Date of Graduation

Fall 12-17-2021

Document Access

Project/Capstone - Global access

Degree Name

Master of Science in Nursing (MSN)

College/School

School of Nursing and Health Professions

Program

MSN project

First Advisor

Cathy Coleman

Abstract

Problem: In one perinatal microsystem, an assessment revealed 49 reported events that alleged perceived bias occurred over a one-year period. This project aims to address implicit bias and educational solutions to improve communication and create a culture of humility and equity.

Context: The setting was an urban hospital within a large non-profit healthcare organization. The improvement team included registered nurse champions, obstetrical technicians, midwives, physicians, managers, and an educator.

Intervention: A virtual interactive education session for a multidisciplinary volunteer group (n=18) was introduced followed by five weekly follow-up discussions. The education focused on translating the cultural humility theory (Foronda, 2020) into clinical practice. Two tools were integrated into the education sessions: 1. the 5 R’s (reflection, respect, regard, relevance, and resiliency) and 2. the Quick Coherence technique (Buchanan & Reilly, 2019).

Measures: One primary outcome measure was defined as the percentage of participants (n=18) who completed both the pre and post cultural humility scale. The target was defined as 80% completion. The second outcome measure calculated the number of healthcare team members (n=18) who increased their ability to perform the Quick Coherence technique. The target was defined as 80% and measured via self-reports. Three process measures included 1. Percentage of learning needs assessments completed (n=18; target=80%); 2. Percentage of volunteers (n=18; target=80%) who completed initial education session; 3. Percentage of volunteers (n=18; target=65%) who completed all 6 education sessions. Two balancing measures were included and monitored: 1. the number of escalation events (target=weeks); 2. Percentage rate of weekly participant dropouts.

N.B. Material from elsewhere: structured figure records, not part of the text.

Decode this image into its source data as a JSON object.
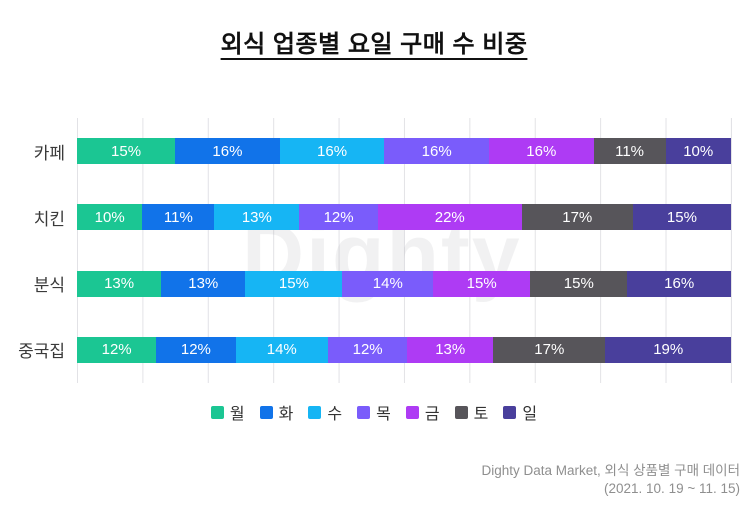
{
  "title": "외식 업종별 요일 구매 수 비중",
  "watermark": "Dighty",
  "footer": {
    "line1": "Dighty Data Market, 외식 상품별 구매 데이터",
    "line2": "(2021. 10. 19 ~ 11. 15)"
  },
  "chart_data": {
    "type": "bar",
    "variant": "horizontal-stacked",
    "title": "외식 업종별 요일 구매 수 비중",
    "categories": [
      "카페",
      "치킨",
      "분식",
      "중국집"
    ],
    "series": [
      {
        "name": "월",
        "color": "#1BC693",
        "values": [
          15,
          10,
          13,
          12
        ]
      },
      {
        "name": "화",
        "color": "#1173E9",
        "values": [
          16,
          11,
          13,
          12
        ]
      },
      {
        "name": "수",
        "color": "#16B5F4",
        "values": [
          16,
          13,
          15,
          14
        ]
      },
      {
        "name": "목",
        "color": "#7A5CFB",
        "values": [
          16,
          12,
          14,
          12
        ]
      },
      {
        "name": "금",
        "color": "#AE3BF4",
        "values": [
          16,
          22,
          15,
          13
        ]
      },
      {
        "name": "토",
        "color": "#57555A",
        "values": [
          11,
          17,
          15,
          17
        ]
      },
      {
        "name": "일",
        "color": "#493F9C",
        "values": [
          10,
          15,
          16,
          19
        ]
      }
    ],
    "value_suffix": "%",
    "value_label_color": "#ffffff",
    "grid": true,
    "grid_color": "#e2e2e6",
    "grid_interval_percent": 10,
    "legend_position": "bottom",
    "xlim": [
      0,
      100
    ]
  }
}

Results: The primary outcome resulted in 100% completion of both the pre and post cultural humility scale (n=18). The scores on the Cultural Humility Scale (Foronda et al., 2021) for three factors were relevant in the post education survey. Factor 1 (difference in perspective) indicated an increase in awareness of the different factors that may impact a shift in perspective. Compared to the pre-survey, Factor 2 (self-attributes) showed a decrease in three of four items reflecting the degree of flexibility, openness, and awareness related to cultural humility. Factor 3 (knowledge of cultural humility) scores increased in all 7 items concerning knowledge of cultural humility and beneficial teaching efforts. The second outcome measure resulted in 72% of team members who performed the Quick Coherence technique during the 6-week project. Results of process measures indicated 80% completion of learning needs assessment and 65% participant completion of 6 education sessions. Balancing measures indicated 2 escalation events over the 6-week project and a 50% dropout rate.

Conclusion: A structured evidence-based tool such as the Foronda Cultural Humility scale is strongly recommended for integration into interdisciplinary team development and education initiatives across systems. This Cultural Humility and Mindfulness practice quality improvement project demonstrated promising results despite the competing priorities related to a global pandemic. Nurse leaders need to provide caregivers with tools to evaluate their own biases and to communicate more effectively to improve patient interactions and outcomes.